The mortality of infants with gastroschisis has been reduced markedly in the last decade with the application of new surgical techniques, improved metabolic monitoring, and total parenteral nutrition. The late complications of repaired gastroschisis are now emerging. In this series of 30 infants with gastroschisis (20% mortality) significant gastroesophageal reflux was identified in seven of 10 infants with the appropriate barium study. The clinical symptom complexes of dysmotility, a recognized problem in gastroschisis, and gastroesophageal reflux can be easily confused. In addition, 11 episodes of necrotizing enterocolitis were identified in seven infants, four with perforations. The children with necrotizing enterocolitis had a deceptively benign clinical presentation, which was easily misinterpreted in these ill infants. Awareness of these two significant gastrointestinal complications and close cooperation of clinicians and radiologists to detect them should insure better survival in the infant with gastroschisis.

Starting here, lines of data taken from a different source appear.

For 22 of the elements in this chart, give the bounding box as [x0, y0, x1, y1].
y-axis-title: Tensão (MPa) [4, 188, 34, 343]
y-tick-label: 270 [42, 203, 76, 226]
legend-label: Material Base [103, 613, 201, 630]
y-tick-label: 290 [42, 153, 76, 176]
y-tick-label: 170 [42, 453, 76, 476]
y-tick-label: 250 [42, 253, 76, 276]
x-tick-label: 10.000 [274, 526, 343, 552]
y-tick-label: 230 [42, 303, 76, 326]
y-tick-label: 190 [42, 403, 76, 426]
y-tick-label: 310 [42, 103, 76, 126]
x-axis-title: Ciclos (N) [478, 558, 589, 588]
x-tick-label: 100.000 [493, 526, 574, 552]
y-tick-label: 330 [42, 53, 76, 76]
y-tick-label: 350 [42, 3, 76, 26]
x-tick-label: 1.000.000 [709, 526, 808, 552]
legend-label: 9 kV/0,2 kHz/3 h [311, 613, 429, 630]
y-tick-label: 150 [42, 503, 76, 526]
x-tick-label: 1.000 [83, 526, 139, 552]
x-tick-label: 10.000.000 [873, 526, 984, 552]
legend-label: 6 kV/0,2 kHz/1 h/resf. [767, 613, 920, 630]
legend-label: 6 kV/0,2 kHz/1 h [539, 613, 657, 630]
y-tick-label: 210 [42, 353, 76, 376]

在过去十年中,随着新手术技术的应用、代谢监测的改善以及全胃肠外营养的实施,腹裂婴儿的死亡率已显著降低。腹裂修补术后的晚期并发症现正逐渐显现。在这组30例腹裂婴儿(死亡率为20%)中,10例经适当钡剂检查的婴儿中有7例被发现有明显的胃食管反流。运动障碍是腹裂中一个公认的问题,其临床症状复合体与胃食管反流很容易混淆。此外,在7例婴儿中发现了11次坏死性小肠结肠炎发作,其中4例有穿孔。患有坏死性小肠结肠炎的儿童临床表现看似良性,在这些患病婴儿中很容易被误解。认识到这两种重要的胃肠道并发症以及临床医生和放射科医生密切合作以检测它们,应能确保腹裂婴儿有更好的存活率。